These are my solutions to the practical assignments of CS224n (Natural Language Processing with Deep Learning) offered by Stanford University at Winter 2019.
There are five assignments in total. Here is a brief description of each one of these assignments:
This assignments has two parts which are about representing words with dense vectors. Having these vectors can be really useful in down-stream tasks in NLP. The first method of deriving weord vector stems from the co-occurence matrices and SVD decomposition. The second method is based on maximum-likelihood training in ML.
In this part, you have to use the co-occurence matrices to develop dense vectors for words. A co-occurence matrix counts how often different terms co-occur in different documents. To derive a co-occurence matrix, we use a window with a fixed size w, and then slide this window over all of the documents. Then, we count how many times two different words v_i and v_j occurs with each other in a window, and put this number in the (i, j) entry of the matrix.
Then, we have to run dimensionality reduction on the co-occurence matrix using singular value decomposition. We then select the top r components after the decomposition and thus, derive r-dimensional embeddings for words.
In this part, you will work with the pretrained word2vec embeddings of gensim package. There are lots of tasks in this part. At first, you have to reduce the dimensionality of word vectors using SVD from 300 to 2 so as to be able to visualize the vectors and analyze this visualization. Then you will find the closest word vectors to a given word vector. You will get to know words with several meanings (Polysemous words). You will get to know the analogy task, mentioed for the first time in the original paper of word2vec (Mikolov et al. 2013). The task is simple: given words x, y, and z, you have to find a word w such that the following relationship holds: x to y is like z to w. For example, Rome to Italy is like D.C. to the United Stats. You will find that solving this task with word2vec vectors is easy and is just a simple addition and subtraction of vectors, which is a nice feature of word2vec.
In this assignment you will get familiar with the word2vec algorithm. The key insight behind word2vec is that "a word is known by the company it keeps". There are two models introduced by the word2vec paper working based on this idea: Skip-gram and Continuous Bag Of Words (CBOW). In this assignment you have to implement Skip-gram model with Numpy from scratch. You have to implement the both version of Skipgram; the first one is with the naive softmax loss and the second one, which is much faster, is with the negative sampling loss. You have to implement both the forward and backward passes of the two versions of model from scratch. Your implementation of the first version is just sanity-checked on a small dataset, but you have to run the second version on the Stanford Sentiment Treebank which takes roughly an hour. I highly recommend everyone who is willing to gain a deep understanding of word2vec to first do the theoretical part of this assignment (available here) and do the practical part afterwards.
If you have take a compiler course before, you have definitely heard the term "parsing". This assignment is about "dependency parsing" where you have to train a model that can sepcify the dependencir . If you remember "Shift-Reduce Parser" from your Compiler class, then you will find the ideas here quite familiar. The only difference is that we use a neural network to find the dependencies.

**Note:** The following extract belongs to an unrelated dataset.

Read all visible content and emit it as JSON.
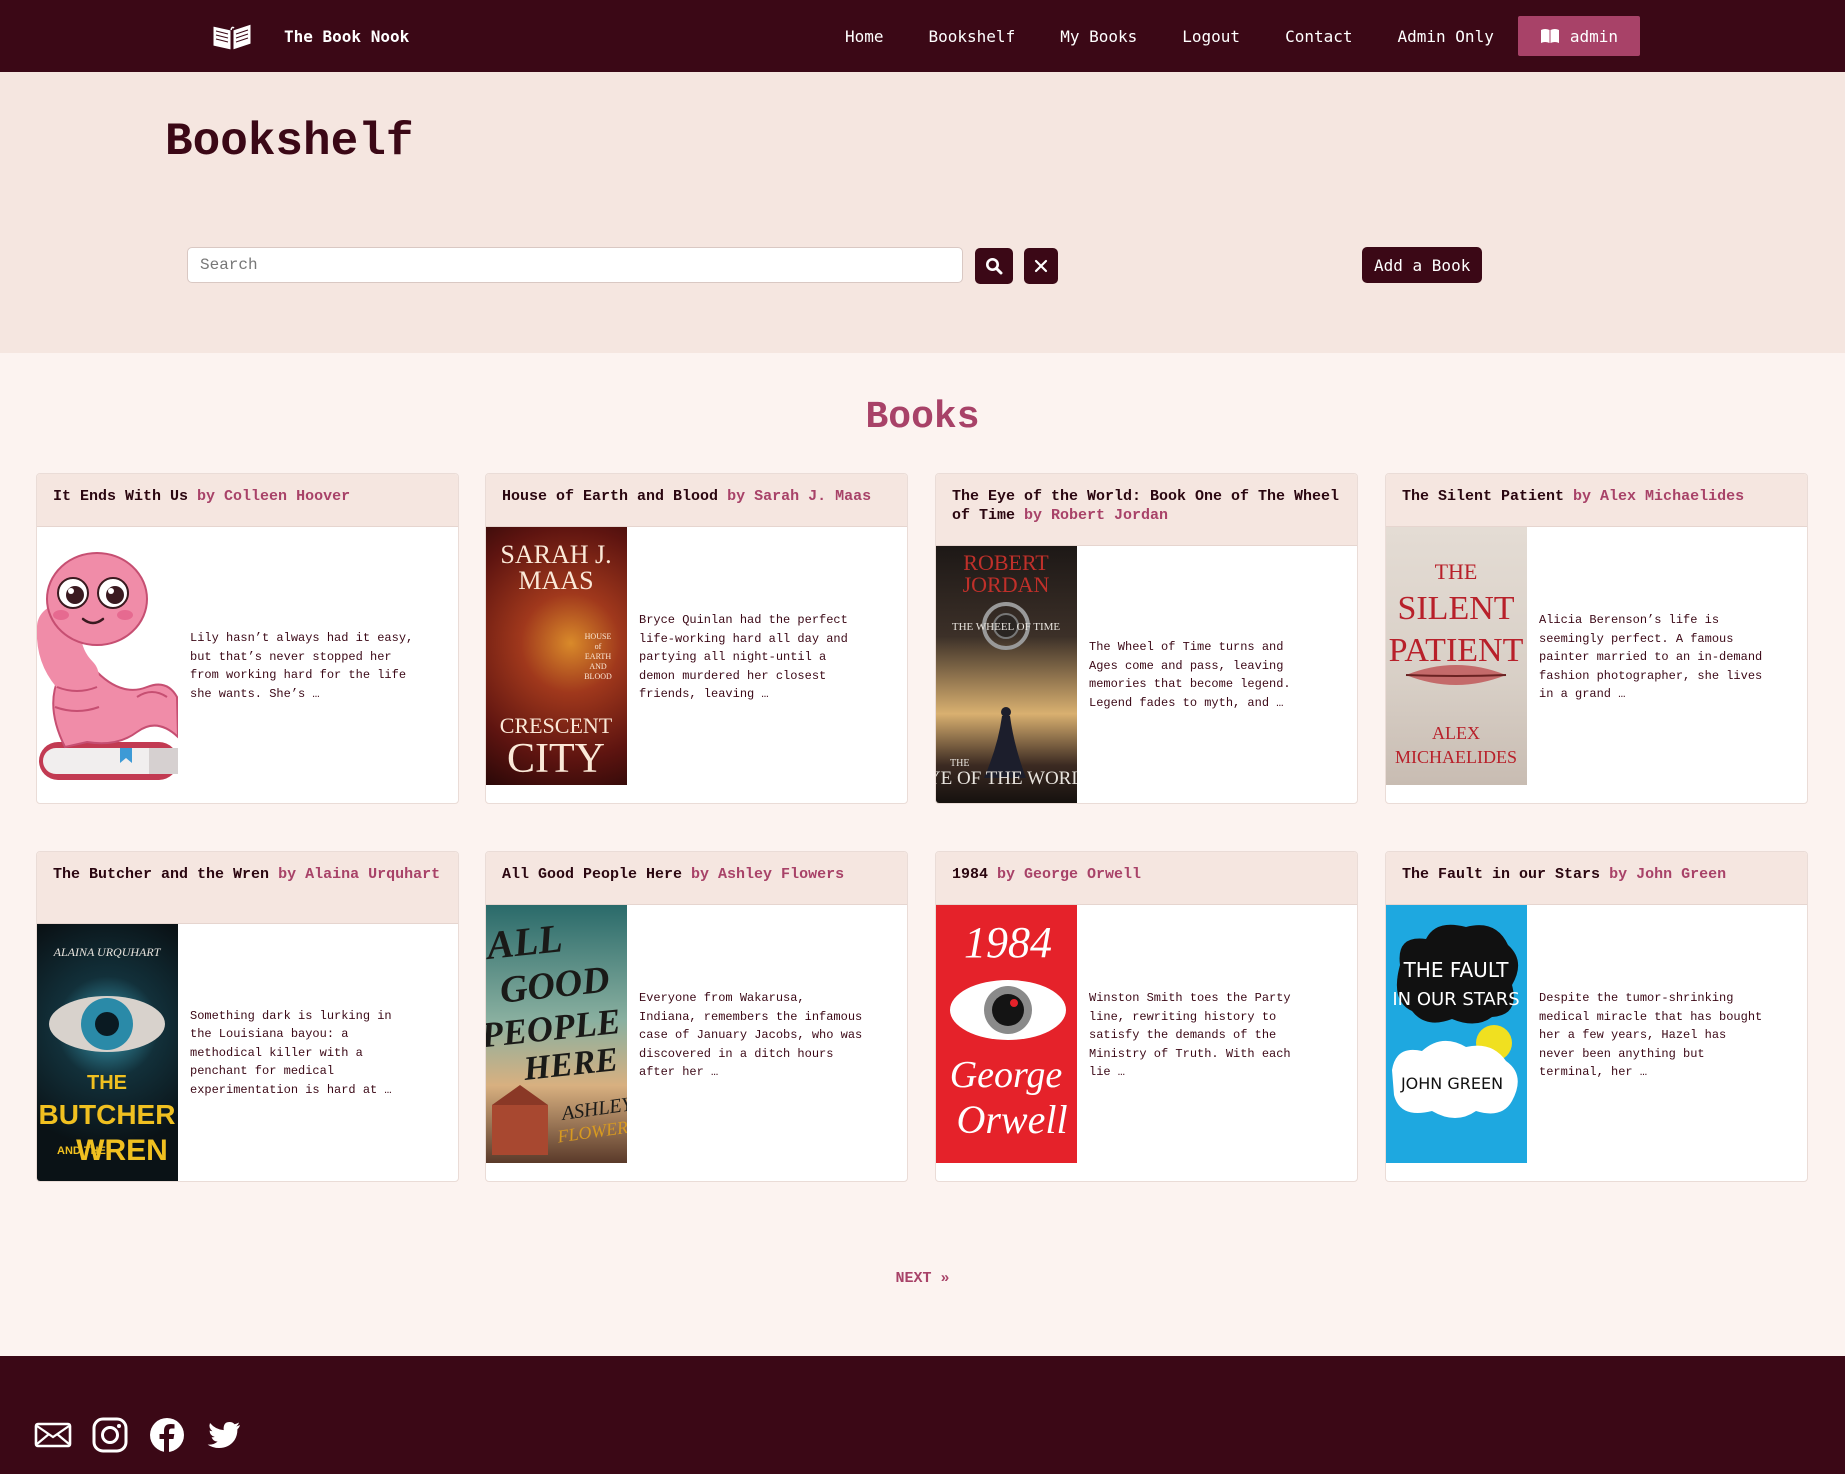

In the theretical part of assignment (handout is available here), the Adam optimizer is first introduced and you have to answer some questions about this optimizer. Then, there is a question about Dropout as a regularization technique. Both of Adam optimizer and Dropout will be used in the neural dependency parser you are going to implement with PyTorch.
The parser will do one of the following three moves: 1) Shift 2) Left-arc 3) Right-arc. You can read more about the details of these three moves in the handout of the assignment. What you network should do is to predict one of these moves at every step. For predicting each move, your model needs features which are going to be extracted from the stack and buffer of each stage (there is a stack and a buffer throught parsing which let you know what you have already parsed and what is still remaining for parsing). The good news is that the code for extracting features is given to you so as to help you just focus on the neural network part! There are lots of hints throughout the assignment --as this is the first assignment in the course where students work with PyTorch-- that walk you through implementing each part.
In my opinion, this assignment is the most importatnt assignment of the course. Generally, you have to implement a Seq2Seq model that translates German sentences into English. The model that you will implement is based on Luong et al. 2015 . You will some important practical notes, such as working with recurrent neural networks in PyTorch, learning the differences between training and test time in RNNs, and implementing attention mechanism, and etc. The pipeline and the implementations provided for you are standard and inspired by the Open-NMT package. I highly recommend you to not just implement what is left for you and go further and evaluate carefully what TA's have provided for you, from getting inputs from CLI to evaluation metrics of NMT models and algorithms used for the decoding stage of RNNs such as Beam Search. There are lots of PyTorch techniques and functions that you can grasp and use in your future projects.
The idea behind this assignment is same as the previous assingments, except that the model becomes more powerful as we will combine character-level with word-level language modeling. The idea is that whenever the NMT model from assignment 4 generates an token we do not put it in the output. Instead, we run a character-level language model and generate a word in the output character by character. In fact, this hybrid word-cahracter approach was proposed by Luong and Manning 2016 and tunred out to be effective in increasing the performance of the NMT model.